Mother thus dreamed her lifelong dream:
She would walk with Muhammed

in the Garden of Paradise.


But now, at the very time that she was about to depart from this earth, what a surprise

She hesitated.

Instead of stepping outside, and entering that Garden,
she wished to stay and boil Birui rice for me.
She wished to cook fish curry and to fry a whole hilsa.
She wished to make me a spicy sauce with red potatoes.
She wished to pick a young coconut for me
from the south corner of her garden.
She wished to fan me with a silken hand-fan,
and to remove a few straggly hairs from my forehead.
She wished to put a new bed sheet upon my bed,
and to sew a frock with colorful embroidery—

just for me.
Yes, she wished to walk barefoot in the courtyard,
and to prop up a young guava plant with a bamboo stick.
She wished to sing sitting in the garden of hasnuhena,


“Never before, had such a bright moon shone down,
never before, was night so beautiful.. .” 

 

My mother wanted so desperately to live.

 

 

 

 

2

There is, I know, no reincarnation,
no last judgment day:
Heaven, pheasant, wine, pink virgins —
these are nothing but traps

set by true believers.

 

There is no heaven for mother to go.
She will not walk in any garden with anybody whatsoever.
Cunning foxes will instead enter her grave;

they will eat her flesh;
her white bones will be spread by the winds…

 

Nevertheless, I do want to believe in Heaven
over the seventh sky, or somewhere—
a fabulous, magnificent heaven—
somewhere where my mother would reach

after crossing the bridge,

the Pulsirat— which seems so impossible to cross.
And there, once she has passed that bridge

with the greatest ease,

a very handsome man, the Prophet Muhammed,
will welcome her, embrace her.

He will feel her melt upon his broad chest.
She will wish to take a shower in the fountain;
she will wish to dance, to jump with joy;
she will be able to do all the things

that she has never done before.
A pheasant will arrive on a golden tray.
My mother will eat to her heart’s content.
Allah Himself will come by foot into the garden to meet her;
he will put a red flower into her hair,

kiss her passionately.

 

She will sleep on a soft feather bed;
she will be fanned by seven hundred Hur, the virgins
and be served cool water in silver pitcher

by beautiful gelban, the young angels.
She will laugh,

her whole body will stir with enormous happiness.
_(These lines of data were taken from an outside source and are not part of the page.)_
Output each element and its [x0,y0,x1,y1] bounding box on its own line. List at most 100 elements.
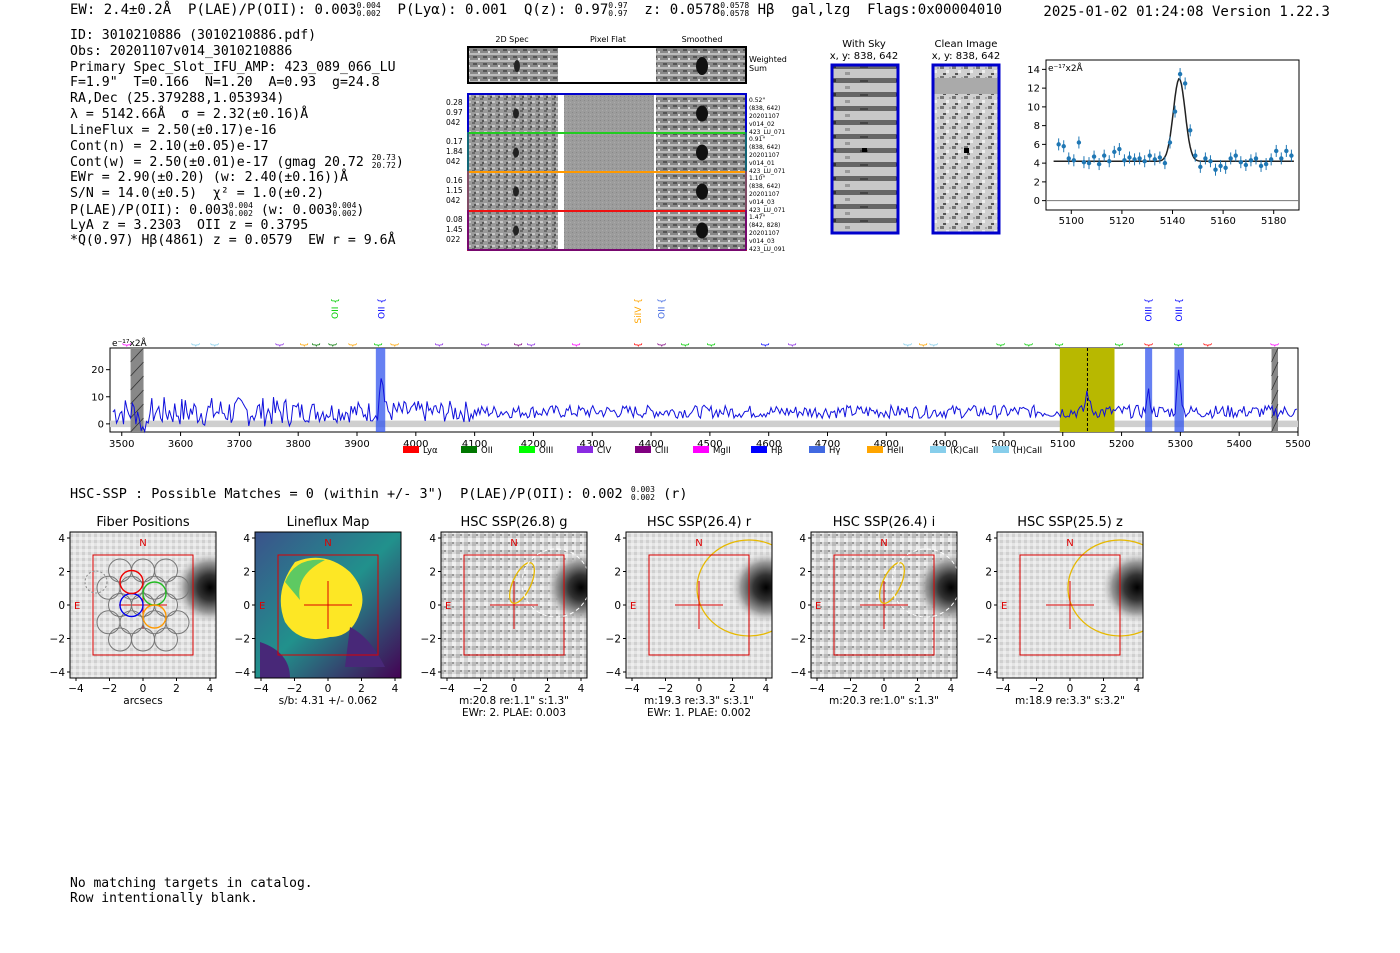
spectrum-line [112,369,1298,434]
zoom-point [1188,128,1193,133]
north-label: N [139,538,146,549]
aperture-box [648,554,750,656]
galaxy-blob [1101,551,1143,624]
line-label: OIII { [1175,298,1185,322]
panel-ytick: −4 [977,667,993,679]
zoom-point [1228,156,1233,161]
clean-image [931,63,1001,235]
info-sn: S/N = 14.0(±0.5) χ² = 1.0(±0.2) [70,185,325,201]
zoom-point [1263,161,1269,167]
row-meta: 1.47" [749,214,765,221]
full-xtick: 4400 [638,439,663,450]
east-label: E [259,601,265,612]
row-l1: 0.28 [446,98,463,107]
row-l3: 042 [446,118,461,127]
east-label: E [630,601,636,612]
panel-title: HSC SSP(26.4) i [833,515,935,530]
col-flat-label: Pixel Flat [590,35,626,44]
panel-ytick: −4 [235,667,251,679]
legend-label: Lyα [423,446,438,456]
zoom-point [1107,159,1112,164]
zoom-point [1132,157,1137,162]
row-l2: 1.45 [446,225,463,234]
panel-xtick: −2 [102,683,117,695]
svg-text:Sum: Sum [749,64,767,73]
row-l1: 0.16 [446,176,463,185]
panel-ytick: −2 [977,634,992,646]
weighted-sum-label: Weighted [749,55,787,64]
full-xtick: 3700 [227,439,252,450]
panel-caption: m:20.8 re:1.1" s:1.3" [459,695,569,707]
header-q-bounds: 0.97 0.97 [608,1,628,18]
zoom-point [1208,159,1213,164]
panel-xtick: −2 [1029,683,1044,695]
panel-xtick: 2 [1100,683,1107,695]
panel-ytick: 4 [985,533,992,545]
header-q: Q(z): 0.97 [523,2,609,18]
legend-label: OII [481,446,493,456]
header-plya: P(Lyα): 0.001 [397,2,508,18]
panel-xtick: 0 [881,683,888,695]
header-plae: P(LAE)/P(OII): 0.003 [188,2,357,18]
info-id: ID: 3010210886 (3010210886.pdf) [70,28,317,43]
info-contw-row: Cont(w) = 2.50(±0.01)e-17 (gmag 20.72 20… [70,153,404,171]
info-fiber: F=1.9" T=0.166 N=1.20 A=0.93 g=24.8 [70,75,380,91]
row-l1: 0.17 [446,137,463,146]
east-label: E [815,601,821,612]
row-meta: 20201107 [749,191,780,198]
legend-label: CIV [597,446,611,456]
header-z: z: 0.0578 [644,2,721,18]
zoom-ytick: 4 [1034,159,1040,170]
info-block: ID: 3010210886 (3010210886.pdf) Obs: 202… [70,28,404,249]
zoom-point [1284,148,1289,154]
row-meta: 0.52" [749,97,765,104]
zoom-point [1096,161,1102,167]
panel-ytick: 2 [429,567,436,579]
panel-xtick: −4 [68,683,84,695]
header-line: EW: 2.4±0.2Å P(LAE)/P(OII): 0.003 0.004 0.… [70,1,1002,19]
zoom-ytick: 0 [1034,196,1040,207]
zoom-point [1243,162,1249,168]
with-sky-title: With Sky [842,39,886,50]
full-xtick: 4700 [815,439,840,450]
zoom-point [1076,140,1082,145]
row-meta: 423_LU_071 [749,168,786,175]
full-xtick: 4000 [403,439,428,450]
aperture-box [92,554,194,656]
legend-label: Hγ [829,446,840,456]
zoom-xtick: 5120 [1109,216,1134,227]
zoom-point [1177,71,1183,77]
panel-caption: m:19.3 re:3.3" s:3.1" [644,695,754,707]
panel-xtick: 2 [173,683,180,695]
legend-label: HeII [887,446,904,456]
info-lya: LyA z = 3.2303 OII z = 0.3795 [70,217,309,233]
zoom-ytick: 2 [1034,177,1040,188]
header-line-name: Hβ [757,2,775,18]
panel-2: HSC SSP(26.8) g N E −4−4 −2 −2 0 0 2 2 4 4 m:20.8 re… [421,515,591,719]
panel-xtick: −4 [253,683,269,695]
line-label: OII { [331,298,341,319]
row-meta: (838, 642) [749,105,780,112]
full-xtick: 4200 [521,439,546,450]
row-meta: (838, 642) [749,144,780,151]
north-label: N [324,538,331,549]
panel-xtick: 4 [207,683,214,695]
row-meta: v014_01 [749,160,775,167]
footer: No matching targets in catalog. Row inten… [70,876,313,906]
legend-swatch [993,446,1009,453]
panel-ytick: −2 [50,634,65,646]
masked-region-1 [1271,348,1279,432]
zoom-point [1258,163,1264,169]
zoom-point [1142,159,1147,164]
row-l2: 1.15 [446,186,463,195]
zoom-point [1056,142,1061,147]
galaxy-blob [915,551,957,624]
panel-xtick: 4 [763,683,770,695]
panel-ytick: −2 [606,634,621,646]
zoom-point [1137,156,1142,161]
legend-swatch [519,446,535,453]
panel-ytick: 0 [58,600,65,612]
east-label: E [1001,601,1007,612]
full-xtick: 4800 [874,439,899,450]
panel-xtick: 4 [578,683,585,695]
She will forget her miserable life on Earth…

 

An atheist,

How good I feel
just to imagine
somewhere there is a heaven!

 

(The original poem was written  in Bengali.  It  was published in  Bengali literary  weekly magazine ‘Desh’. Bangladesh government  banned the magazine on April 4,1999, and seized all copies from the news stands. I was accused of personifying  God.)